Francis Wayland (1796-1865), American educator and clergyman, was in the forefront among educators who urged reforms in American collegiate education.
Francis Wayland was born in New York City on March 11, 1796, to a Baptist family recently emigrated from England. He entered Union College, Schenectady, at the age of 15. After his graduation in 1813, he began studying medicine with doctors in Troy.
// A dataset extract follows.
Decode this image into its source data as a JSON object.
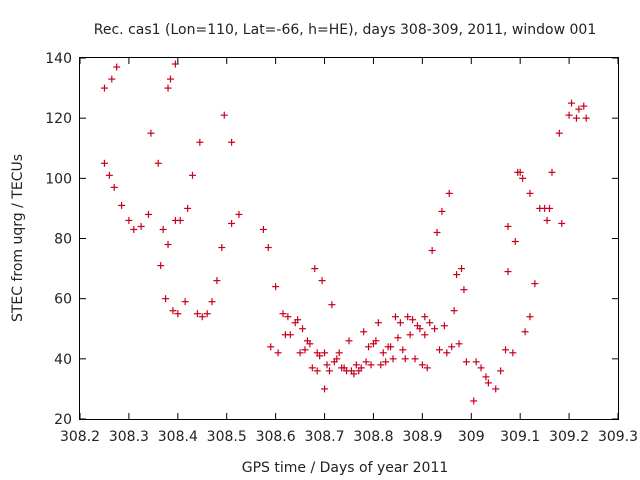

He received his license to practice medicine but decided to study theology and went to Andover Theological Seminary in Massachusetts in 1816.
Financial difficulties interrupted Wayland's theological studies. He accepted a tutorship at Union, where he associated with the president of the college, Eliphalet Nott. After 4 years in teaching, he became pastor of the First Baptist Church of Boston in 1821. In 1825 he married Lucy L. Lincoln, and the next year he resigned his pastorate to become a professor of moral philosophy at Union. In 1827 he became president of Brown University.
At this time Brown was suffering from a decline in applicants, faculty dissension, and a breakdown in student discipline. To correct the abuses, Wayland called for more faculty responsibility in teaching and in the supervision of student life and for greater student discipline.
Wayland also tackled the problems of declining enrollments and financial crises. In 1842 his "Thoughts on the present Collegiate System in the United States" cast him nationwide as a critic of higher education who urged drastic reforms. He charged that college education did not meet the needs of an American public with increasing diversity of backgrounds and educational needs. His reforms stressed an expanded curriculum, including science; a student's election of his own course of study; flexibility in the required residence for a degree; thoroughness in teaching; increased fees; and better library facilities. In 1850 his report to the Brown board of trustees called for an overhaul of the college's educational program in order to attract more students and improve the college's usefulness to society.
Wayland's proposals ultimately won disfavor, and he resigned in 1855. After his first wife's death in 1834, he had married again in 1838. His later years were spent in writing and as pastor of a Baptist church in Providence, R.I. He died on Sept. 30, 1865.
The standard biography is James O. Murray, Francis Wayland (1891). For background see Walter C. Bronson, The History of Brown University, 1764-1914 (1914); R. Freeman Butts, The College Charts Its Course (1939); H.G. Good, A History of American Education (1956); and Frederick Rudolph, The American College and University (1962).